Recent works using exact algorithms are using an unpublished algorithm called MPX, which computes the Matrix Profile using cross-correlation methods ending up faster and is easily portable.
On computing the Matrix Profile: the contribution of this work on this area is adding the Online capability to MPX, which means we can update the Matrix Profile as new data comes in.

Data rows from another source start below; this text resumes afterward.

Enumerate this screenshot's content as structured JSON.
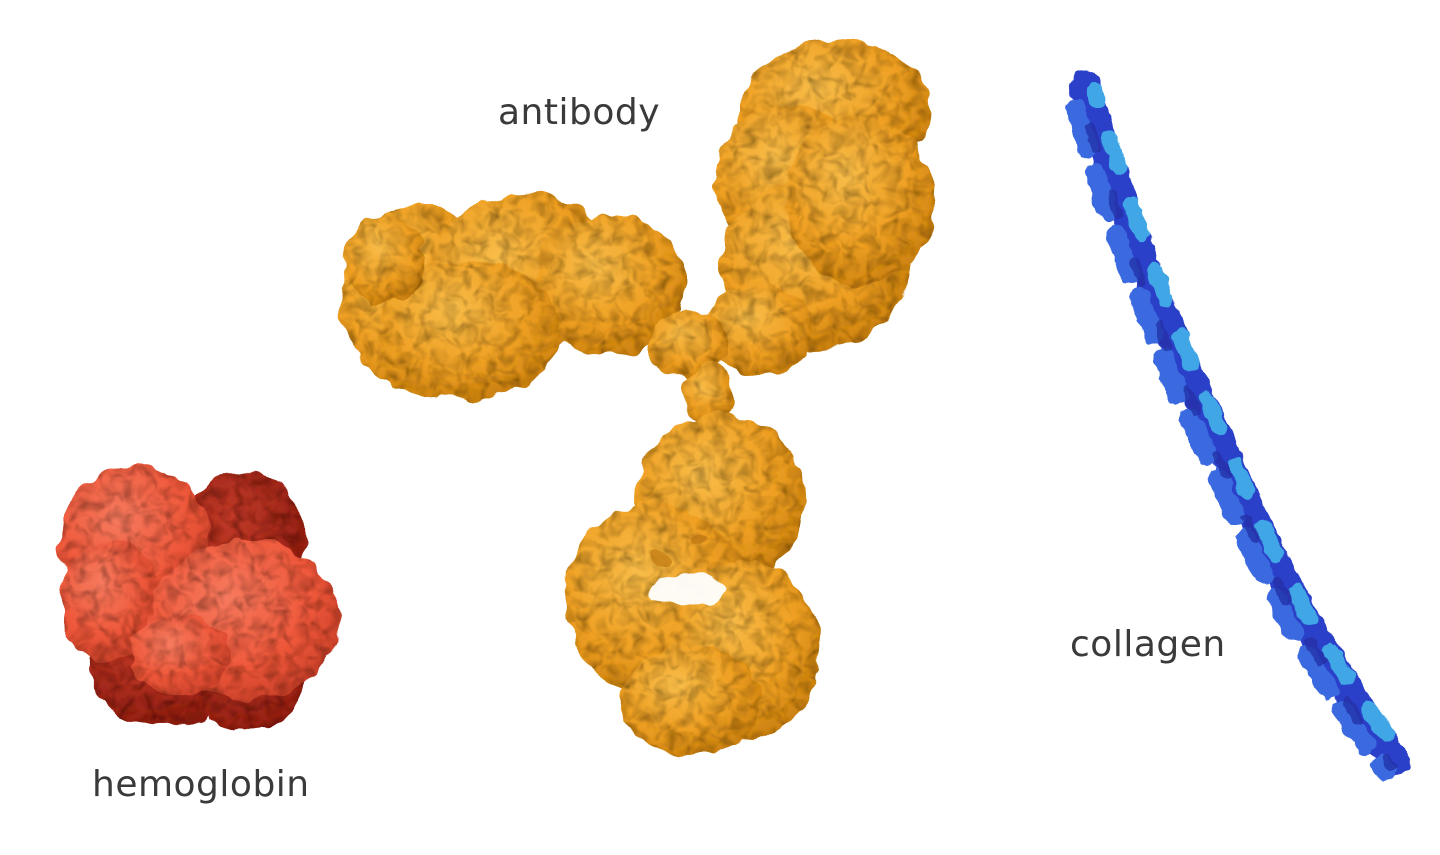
{
  "labels": {
    "antibody": "antibody",
    "collagen": "collagen",
    "hemoglobin": "hemoglobin"
  },
  "colors": {
    "antibody": "#F0A126",
    "antibody_shadow": "#C97F0E",
    "antibody_highlight": "#F8BC48",
    "hemoglobin_light": "#F0583C",
    "hemoglobin_dark": "#A8261A",
    "collagen_dark": "#2A3FC8",
    "collagen_mid": "#3B6AE0",
    "collagen_light": "#3FA6E6",
    "label_text": "#3a3a3a",
    "background": "#ffffff"
  },
  "icons": {
    "antibody": "antibody-molecule-icon",
    "hemoglobin": "hemoglobin-molecule-icon",
    "collagen": "collagen-helix-icon"
  }
}
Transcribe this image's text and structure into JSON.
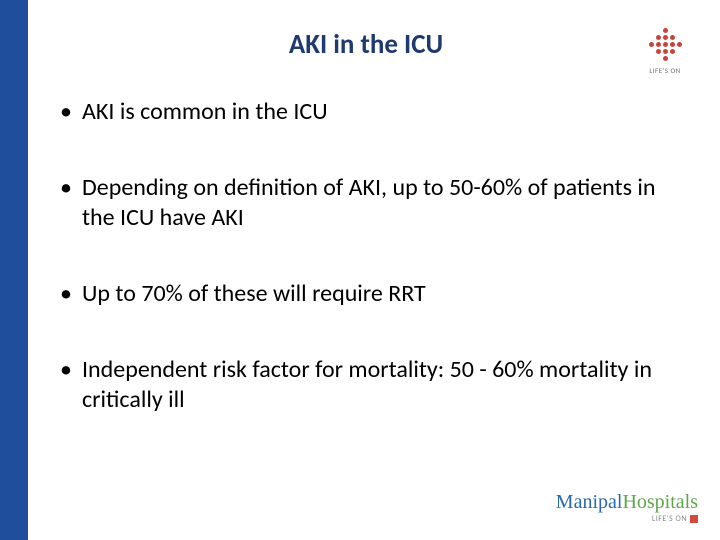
{
  "colors": {
    "sidebar": "#1f4e9c",
    "title": "#1f3a6e",
    "body_text": "#000000",
    "logo_bg": "#ffffff",
    "logo_dot": "#c8443a",
    "logo_text": "#6b6b6b",
    "footer_text1": "#2a6aa8",
    "footer_text2": "#5fa54a",
    "footer_sub": "#888888",
    "footer_square": "#d04a3e"
  },
  "typography": {
    "title_size": 27,
    "body_size": 24,
    "footer_main_size": 20,
    "footer_sub_size": 8
  },
  "layout": {
    "bullet_gap": 46
  },
  "title": "AKI in the ICU",
  "bullets": [
    "AKI is common in the ICU",
    "Depending on definition of AKI, up to 50-60% of patients in the ICU have AKI",
    "Up to 70% of these will require RRT",
    "Independent risk factor for mortality: 50 - 60% mortality in critically ill"
  ],
  "logo": {
    "label": "LIFE'S ON",
    "dot_pattern": [
      0,
      0,
      1,
      0,
      0,
      0,
      1,
      1,
      1,
      0,
      1,
      1,
      1,
      1,
      1,
      0,
      1,
      1,
      1,
      0,
      0,
      0,
      1,
      0,
      0
    ]
  },
  "footer": {
    "word1": "Manipal",
    "word2": "Hospitals",
    "sub": "LIFE'S ON"
  }
}
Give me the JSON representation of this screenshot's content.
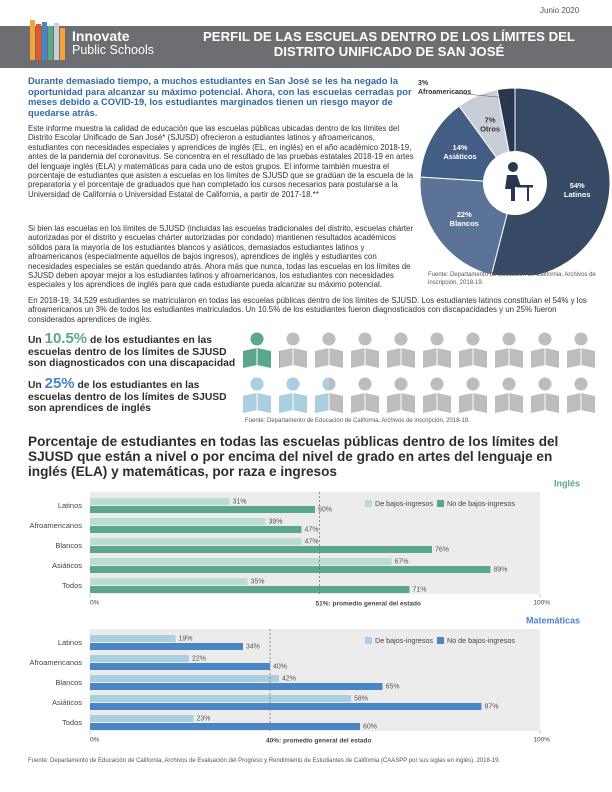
{
  "header": {
    "date": "Junio 2020",
    "logo": [
      "Innovate",
      "Public Schools"
    ],
    "title": "PERFIL DE LAS ESCUELAS DENTRO DE LOS LÍMITES DEL DISTRITO UNIFICADO DE SAN JOSÉ"
  },
  "intro": "Durante demasiado tiempo, a muchos estudiantes en San José se les ha negado la oportunidad para alcanzar su máximo potencial. Ahora, con las escuelas cerradas por meses debido a COVID-19, los estudiantes marginados tienen un riesgo mayor de quedarse atrás.",
  "body": [
    "Este informe muestra la calidad de educación que las escuelas públicas ubicadas dentro de los límites del Distrito Escolar Unificado de San José* (SJUSD) ofrecieron a estudiantes latinos y afroamericanos, estudiantes con necesidades especiales y aprendices de inglés (EL, en inglés) en el año académico 2018-19, antes de la pandemia del coronavirus. Se concentra en el resultado de las pruebas estatales 2018-19 en artes del lenguaje inglés (ELA) y matemáticas para cada uno de estos grupos. El informe también muestra el porcentaje de estudiantes que asisten a escuelas en los límites de SJUSD que se gradúan de la escuela de la preparatoria y el porcentaje de graduados que han completado los cursos necesarios para postularse a la Universidad de California o Universidad Estatal de California, a partir de 2017-18.**",
    "Si bien las escuelas en los límites de SJUSD (incluidas las escuelas tradicionales del distrito, escuelas chárter autorizadas por el distrito y escuelas chárter autorizadas por condado) mantienen resultados académicos sólidos para la mayoría de los estudiantes blancos y asiáticos, demasiados estudiantes latinos y afroamericanos (especialmente aquellos de bajos ingresos), aprendices de inglés y estudiantes con necesidades especiales se están quedando atrás. Ahora más que nunca, todas las escuelas en los límites de SJUSD deben apoyar mejor a los estudiantes latinos y afroamericanos, los estudiantes con necesidades especiales y los aprendices de inglés para que cada estudiante pueda alcanzar su máximo potencial.",
    "En 2018-19, 34,529 estudiantes se matricularon en todas las escuelas públicas dentro de los límites de SJUSD. Los estudiantes latinos constituían el 54% y los afroamericanos un 3% de todos los estudiantes matriculados. Un 10.5% de los estudiantes fueron diagnosticados con discapacidades y un 25% fueron considerados aprendices de inglés."
  ],
  "stats": [
    {
      "lead": "Un",
      "value": 10.5,
      "value_label": "10.5%",
      "text": "de los estudiantes en las escuelas dentro de los límites de SJUSD son diagnosticados con una discapacidad",
      "color": "#5aa88a"
    },
    {
      "lead": "Un",
      "value": 25,
      "value_label": "25%",
      "text": "de los estudiantes en las escuelas dentro de los límites de SJUSD son aprendices de inglés",
      "color": "#a9cfe0"
    }
  ],
  "stats_source": "Fuente: Departamento de Educación de California, Archivos de inscripción, 2018-19.",
  "bar_section": {
    "title": "Porcentaje de estudiantes en todas las escuelas públicas dentro de los límites del SJUSD que están a nivel o por encima del nivel de grado en artes del lenguaje en inglés (ELA) y matemáticas, por raza e ingresos",
    "source": "Fuente: Departamento de Educación de California, Archivos de Evaluación del Progreso y Rendimiento de Estudiantes de California (CAASPP por sus siglas en inglés), 2018-19."
  },
  "chart_data": [
    {
      "type": "pie",
      "source": "Fuente: Departamento de Educación de California, Archivos de inscripción, 2018-19.",
      "categories": [
        "Latinos",
        "Blancos",
        "Asiáticos",
        "Otros",
        "Afroamericanos"
      ],
      "values": [
        54,
        22,
        14,
        7,
        3
      ],
      "value_labels": [
        "54%",
        "22%",
        "14%",
        "7%",
        "3%"
      ],
      "colors": [
        "#364a66",
        "#5b7396",
        "#435e85",
        "#c8ced6",
        "#26374f"
      ]
    },
    {
      "type": "bar",
      "panel_label": "Inglés",
      "panel_label_color": "#5aa88a",
      "legend": "upper right",
      "categories": [
        "Latinos",
        "Afroamericanos",
        "Blancos",
        "Asiáticos",
        "Todos"
      ],
      "series": [
        {
          "name": "De bajos-ingresos",
          "color": "#b9ddd0",
          "values": [
            31,
            39,
            47,
            67,
            35
          ],
          "value_labels": [
            "31%",
            "39%",
            "47%",
            "67%",
            "35%"
          ]
        },
        {
          "name": "No de bajos-ingresos",
          "color": "#5aa88a",
          "values": [
            50,
            47,
            76,
            89,
            71
          ],
          "value_labels": [
            "50%",
            "47%",
            "76%",
            "89%",
            "71%"
          ]
        }
      ],
      "xlim": [
        0,
        100
      ],
      "xticks": [
        {
          "value": 0,
          "label": "0%"
        },
        {
          "value": 100,
          "label": "100%"
        }
      ],
      "reference_line": {
        "value": 51,
        "label": "51%: promedio general del estado"
      }
    },
    {
      "type": "bar",
      "panel_label": "Matemáticas",
      "panel_label_color": "#4a86c5",
      "legend": "upper right",
      "categories": [
        "Latinos",
        "Afroamericanos",
        "Blancos",
        "Asiáticos",
        "Todos"
      ],
      "series": [
        {
          "name": "De bajos-ingresos",
          "color": "#a9cfe0",
          "values": [
            19,
            22,
            42,
            58,
            23
          ],
          "value_labels": [
            "19%",
            "22%",
            "42%",
            "58%",
            "23%"
          ]
        },
        {
          "name": "No de bajos-ingresos",
          "color": "#4a86c5",
          "values": [
            34,
            40,
            65,
            87,
            60
          ],
          "value_labels": [
            "34%",
            "40%",
            "65%",
            "87%",
            "60%"
          ]
        }
      ],
      "xlim": [
        0,
        100
      ],
      "xticks": [
        {
          "value": 0,
          "label": "0%"
        },
        {
          "value": 100,
          "label": "100%"
        }
      ],
      "reference_line": {
        "value": 40,
        "label": "40%: promedio general del estado"
      }
    }
  ]
}
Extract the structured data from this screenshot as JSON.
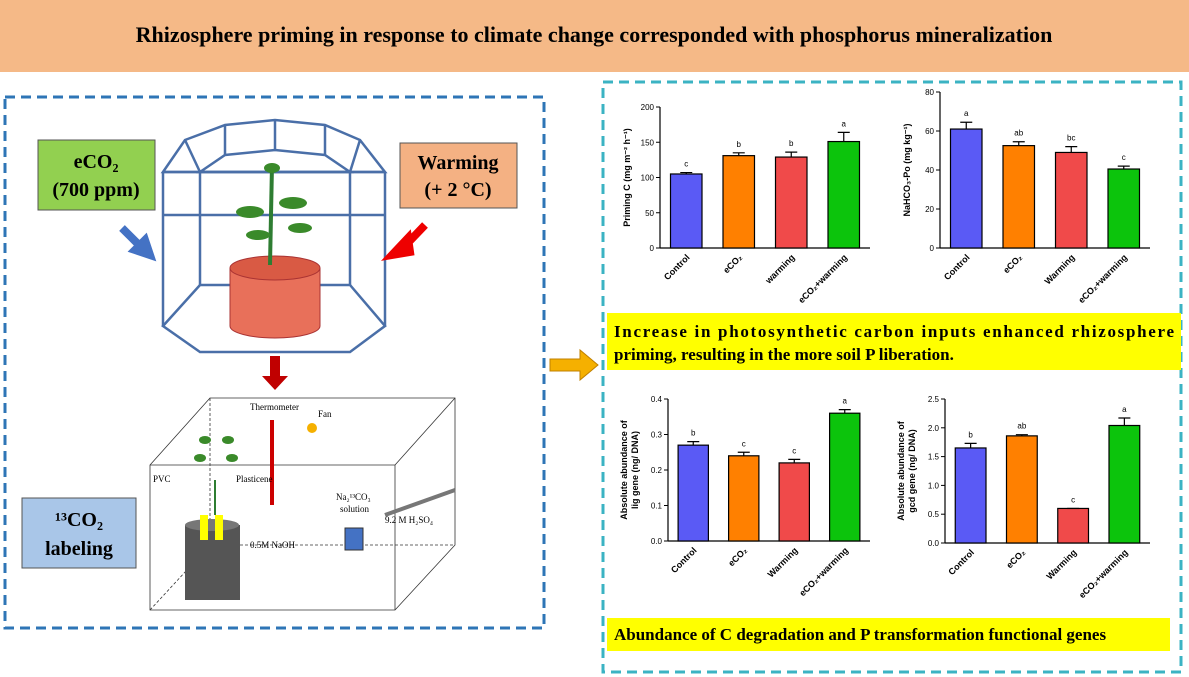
{
  "header": {
    "title": "Rhizosphere priming in response to climate change corresponded with phosphorus mineralization"
  },
  "left_panel": {
    "eco2": [
      "eCO₂",
      "(700 ppm)"
    ],
    "warming": [
      "Warming",
      "(+ 2 °C)"
    ],
    "labeling": [
      "¹³CO₂",
      "labeling"
    ],
    "apparatus": {
      "thermometer": "Thermometer",
      "fan": "Fan",
      "pvc": "PVC",
      "plasticene": "Plasticene",
      "solution": [
        "Na₂¹³CO₃",
        "solution"
      ],
      "acid": "9.2 M H₂SO₄",
      "naoh": "0.5M NaOH"
    }
  },
  "captions": [
    [
      "Increase in photosynthetic carbon inputs enhanced rhizosphere",
      "priming, resulting in the more soil P liberation."
    ],
    [
      "Abundance of C degradation and P transformation functional genes"
    ]
  ],
  "chart_data": [
    {
      "type": "bar",
      "ylabel": [
        "Priming C (mg m⁻² h⁻¹)"
      ],
      "categories": [
        "Control",
        "eCO₂",
        "warming",
        "eCO₂+warming"
      ],
      "values": [
        105,
        131,
        129,
        151
      ],
      "errors": [
        2,
        4,
        7,
        13
      ],
      "letters": [
        "c",
        "b",
        "b",
        "a"
      ],
      "colors": [
        "#5a5af5",
        "#ff8000",
        "#f04a4a",
        "#0cc40c"
      ],
      "ylim": [
        0,
        200
      ],
      "yticks": [
        0,
        50,
        100,
        150,
        200
      ]
    },
    {
      "type": "bar",
      "ylabel": [
        "NaHCO₃-Po (mg kg⁻¹)"
      ],
      "categories": [
        "Control",
        "eCO₂",
        "Warming",
        "eCO₂+warming"
      ],
      "values": [
        61,
        52.5,
        49,
        40.5
      ],
      "errors": [
        3.5,
        2,
        3,
        1.5
      ],
      "letters": [
        "a",
        "ab",
        "bc",
        "c"
      ],
      "colors": [
        "#5a5af5",
        "#ff8000",
        "#f04a4a",
        "#0cc40c"
      ],
      "ylim": [
        0,
        80
      ],
      "yticks": [
        0,
        20,
        40,
        60,
        80
      ]
    },
    {
      "type": "bar",
      "ylabel": [
        "Absolute abundance of",
        "lig gene (ng/ DNA)"
      ],
      "categories": [
        "Control",
        "eCO₂",
        "Warming",
        "eCO₂+warming"
      ],
      "values": [
        0.27,
        0.24,
        0.22,
        0.36
      ],
      "errors": [
        0.01,
        0.01,
        0.01,
        0.01
      ],
      "letters": [
        "b",
        "c",
        "c",
        "a"
      ],
      "colors": [
        "#5a5af5",
        "#ff8000",
        "#f04a4a",
        "#0cc40c"
      ],
      "ylim": [
        0,
        0.4
      ],
      "yticks": [
        {
          "value": 0,
          "label": "0.0"
        },
        0.1,
        0.2,
        0.3,
        0.4
      ]
    },
    {
      "type": "bar",
      "ylabel": [
        "Absolute abundance of",
        "gcd gene (ng/ DNA)"
      ],
      "categories": [
        "Control",
        "eCO₂",
        "Warming",
        "eCO₂+warming"
      ],
      "values": [
        1.65,
        1.86,
        0.6,
        2.04
      ],
      "errors": [
        0.08,
        0.02,
        0,
        0.13
      ],
      "letters": [
        "b",
        "ab",
        "c",
        "a"
      ],
      "colors": [
        "#5a5af5",
        "#ff8000",
        "#f04a4a",
        "#0cc40c"
      ],
      "ylim": [
        0,
        2.5
      ],
      "yticks": [
        {
          "value": 0,
          "label": "0.0"
        },
        0.5,
        {
          "value": 1,
          "label": "1.0"
        },
        1.5,
        {
          "value": 2,
          "label": "2.0"
        },
        2.5
      ]
    }
  ]
}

On extending the Matrix Profile: the contribution of this work on this area is the use of an unexplored constraint that we could apply on building the Matrix Profile we are calling Similarity Threshold (ST). The original work outputs the similarity values in Euclidean Distance (ED) values, while MPX naturally outputs the values in Pearson’s correlation coefficients (CC). Both ED and CC are interchangeable using the equation (5.1). However, we may argue that it is easier to compare values that do not depend on the window size during an exploratory phase. MPX happens to naturally return values in CC, saving a few more computation time. The ST is an interesting factor that we can use, especially when detecting pattern changes during time. The FLOSS algorithm relies on counting references between indexes in the time series. ST can help remove “noise” from these references since only similar patterns above a certain threshold are referenced, and changes have more impact on these counts. The best ST threshold is still to be determined.
\[\begin{equation}
CC = 1 - \frac{ED}{(2 \times WindowSize)} \tag{5.1}
\end{equation}\]
5.2 Regime change detection
In the original paper, in chapter 3.5, the authors of FLOSS wisely introduce the temporal constraint, which improves the sensitivity of regime change detection on situations where a regime may alternate in short periods of time.
Nevertheless, the authors declare the correction curve typically used on the algorithm as “simply a uniform distribution”, but this is not an accurate statement. the Arc Counts of newly incoming data are truncated by the same amount of temporal constraint. This prevents completely the detection of a regime change in the last 10 seconds as this thesis requires.
The main contribution of this work on this area is overcoming this issue by computing the theoretical distribution using the temporal constraint parameters beforehand. as shown in Fig. 5.1. That gives us enough data to evaluate a regime change accurately utilizing a minimum of \(2 \times WindowSize\) datapoints.